En définitive, si “Le temps des ouvriers” se distingue par sa capacité à retracer l’histoire de la condition ouvrière de manière vivante, par un usage abondant et varié des documents d’archive (photos, affiches, vidéos, textes, chansons…), véritables traces de la mémoire ouvrière, il n’en demeure pas moins qu’au bout du compte, ce panorama falsifie l’identité de notre classe et réduit celle-ci à un simple groupe social qui a fait son temps et qui n’est plus en mesure de jouer un quelconque rôle historique dans l’avenir.

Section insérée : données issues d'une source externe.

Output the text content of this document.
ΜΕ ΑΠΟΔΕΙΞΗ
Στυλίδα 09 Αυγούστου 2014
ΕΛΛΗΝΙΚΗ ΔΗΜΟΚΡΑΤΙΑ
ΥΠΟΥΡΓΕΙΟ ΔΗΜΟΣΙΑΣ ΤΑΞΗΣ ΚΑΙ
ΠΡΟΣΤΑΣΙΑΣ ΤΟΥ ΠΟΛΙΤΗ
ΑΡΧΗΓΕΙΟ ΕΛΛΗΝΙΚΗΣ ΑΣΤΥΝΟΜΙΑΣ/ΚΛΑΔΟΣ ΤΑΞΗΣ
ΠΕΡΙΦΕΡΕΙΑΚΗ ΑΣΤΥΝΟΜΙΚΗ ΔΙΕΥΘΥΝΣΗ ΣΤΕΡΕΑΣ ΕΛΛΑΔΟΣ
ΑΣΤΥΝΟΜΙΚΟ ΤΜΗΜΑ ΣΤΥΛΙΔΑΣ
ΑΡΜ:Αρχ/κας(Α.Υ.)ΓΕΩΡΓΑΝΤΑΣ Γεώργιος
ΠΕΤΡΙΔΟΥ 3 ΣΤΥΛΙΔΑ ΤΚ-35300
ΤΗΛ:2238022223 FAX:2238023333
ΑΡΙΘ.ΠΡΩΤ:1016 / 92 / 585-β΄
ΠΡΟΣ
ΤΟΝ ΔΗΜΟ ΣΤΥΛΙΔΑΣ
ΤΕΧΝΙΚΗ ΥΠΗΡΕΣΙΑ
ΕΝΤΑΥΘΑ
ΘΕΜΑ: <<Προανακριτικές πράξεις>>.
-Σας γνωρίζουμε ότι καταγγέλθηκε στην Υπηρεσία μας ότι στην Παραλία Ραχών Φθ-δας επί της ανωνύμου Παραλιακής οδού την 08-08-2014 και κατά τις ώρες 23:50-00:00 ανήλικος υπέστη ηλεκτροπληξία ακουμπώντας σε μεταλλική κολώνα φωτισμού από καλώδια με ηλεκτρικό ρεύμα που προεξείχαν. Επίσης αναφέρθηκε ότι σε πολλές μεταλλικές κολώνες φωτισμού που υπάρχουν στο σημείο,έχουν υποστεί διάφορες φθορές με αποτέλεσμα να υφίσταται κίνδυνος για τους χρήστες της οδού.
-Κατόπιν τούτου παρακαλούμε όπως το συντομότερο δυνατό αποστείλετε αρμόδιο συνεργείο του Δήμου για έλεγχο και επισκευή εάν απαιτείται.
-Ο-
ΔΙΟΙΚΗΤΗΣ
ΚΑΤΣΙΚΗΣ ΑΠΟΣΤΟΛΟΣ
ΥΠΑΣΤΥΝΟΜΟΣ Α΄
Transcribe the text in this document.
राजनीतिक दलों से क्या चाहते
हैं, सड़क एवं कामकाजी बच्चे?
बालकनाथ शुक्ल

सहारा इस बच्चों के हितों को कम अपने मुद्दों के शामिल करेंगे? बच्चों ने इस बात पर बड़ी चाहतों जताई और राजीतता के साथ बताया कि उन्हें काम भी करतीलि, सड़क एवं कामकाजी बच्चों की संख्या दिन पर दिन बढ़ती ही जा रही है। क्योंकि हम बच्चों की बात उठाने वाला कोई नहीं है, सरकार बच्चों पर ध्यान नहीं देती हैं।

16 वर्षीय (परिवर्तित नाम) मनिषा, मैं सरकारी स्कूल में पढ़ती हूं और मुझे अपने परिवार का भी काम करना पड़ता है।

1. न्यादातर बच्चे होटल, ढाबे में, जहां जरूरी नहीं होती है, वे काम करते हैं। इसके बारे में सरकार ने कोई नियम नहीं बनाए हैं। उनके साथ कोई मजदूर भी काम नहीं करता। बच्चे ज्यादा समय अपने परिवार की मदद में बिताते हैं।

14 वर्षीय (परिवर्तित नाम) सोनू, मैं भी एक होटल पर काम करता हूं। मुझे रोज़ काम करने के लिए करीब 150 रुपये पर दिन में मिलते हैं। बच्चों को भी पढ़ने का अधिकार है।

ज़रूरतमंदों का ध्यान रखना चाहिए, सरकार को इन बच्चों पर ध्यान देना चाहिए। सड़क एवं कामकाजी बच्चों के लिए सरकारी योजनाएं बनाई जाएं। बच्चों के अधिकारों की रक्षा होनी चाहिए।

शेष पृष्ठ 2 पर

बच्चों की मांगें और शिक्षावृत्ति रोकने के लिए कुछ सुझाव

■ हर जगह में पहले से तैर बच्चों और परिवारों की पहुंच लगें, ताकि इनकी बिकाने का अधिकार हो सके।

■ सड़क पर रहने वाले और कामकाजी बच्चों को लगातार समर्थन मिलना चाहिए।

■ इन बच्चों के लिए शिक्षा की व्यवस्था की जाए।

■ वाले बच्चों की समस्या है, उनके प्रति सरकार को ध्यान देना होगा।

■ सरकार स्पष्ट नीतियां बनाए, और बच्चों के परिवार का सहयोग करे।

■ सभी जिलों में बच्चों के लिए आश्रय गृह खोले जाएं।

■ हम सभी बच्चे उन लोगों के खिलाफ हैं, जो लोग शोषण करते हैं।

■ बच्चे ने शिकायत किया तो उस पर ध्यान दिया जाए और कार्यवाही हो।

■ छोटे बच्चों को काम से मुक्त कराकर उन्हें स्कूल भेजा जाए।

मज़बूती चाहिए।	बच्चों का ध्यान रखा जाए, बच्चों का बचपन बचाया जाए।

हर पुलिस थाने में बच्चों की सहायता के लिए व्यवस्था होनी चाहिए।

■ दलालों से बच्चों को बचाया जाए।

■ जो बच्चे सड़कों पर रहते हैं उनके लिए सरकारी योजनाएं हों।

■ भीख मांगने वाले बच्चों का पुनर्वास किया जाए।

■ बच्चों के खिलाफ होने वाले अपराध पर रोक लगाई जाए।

La classe ouvrière ne pourra pas assumer ses tâches si elle ne parvient pas à prendre conscience d’elle-même et de sa force. Par conséquent, elle ne peut dépendre des dénaturations idéologiques diffusées en permanence par la voix des médias de masse.
Pour parvenir à s’extirper peu à peu de l’emprise de la pensée dominante, le prolétariat doit, à travers les luttes et la réflexion que celles-ci génèrent, se replonger dans son histoire et retrouver le fil historique qui rattache les exploités d’aujourd’hui à ceux d’hier.
Vincent, 6 mai 2020
1) Voir dans ce journal : “Mouvement contre la “réforme des retraites” (Partie 2) : Tirer les leçons pour préparer les luttes futures”.
2) Pour une vue plus précise de notre conception de la classe ouvrière, voir : “Qu’est-ce que la classe ouvrière ? (exposé de réunion publique)”, sur le site Internet du CCI.
3) Pour une approche plus complète et plus précise de la lutte de classes des années 1960 à aujourd’hui, voir : “Résolution sur le rapport de forces entre les classes (2019)”, Revue internationale n°164.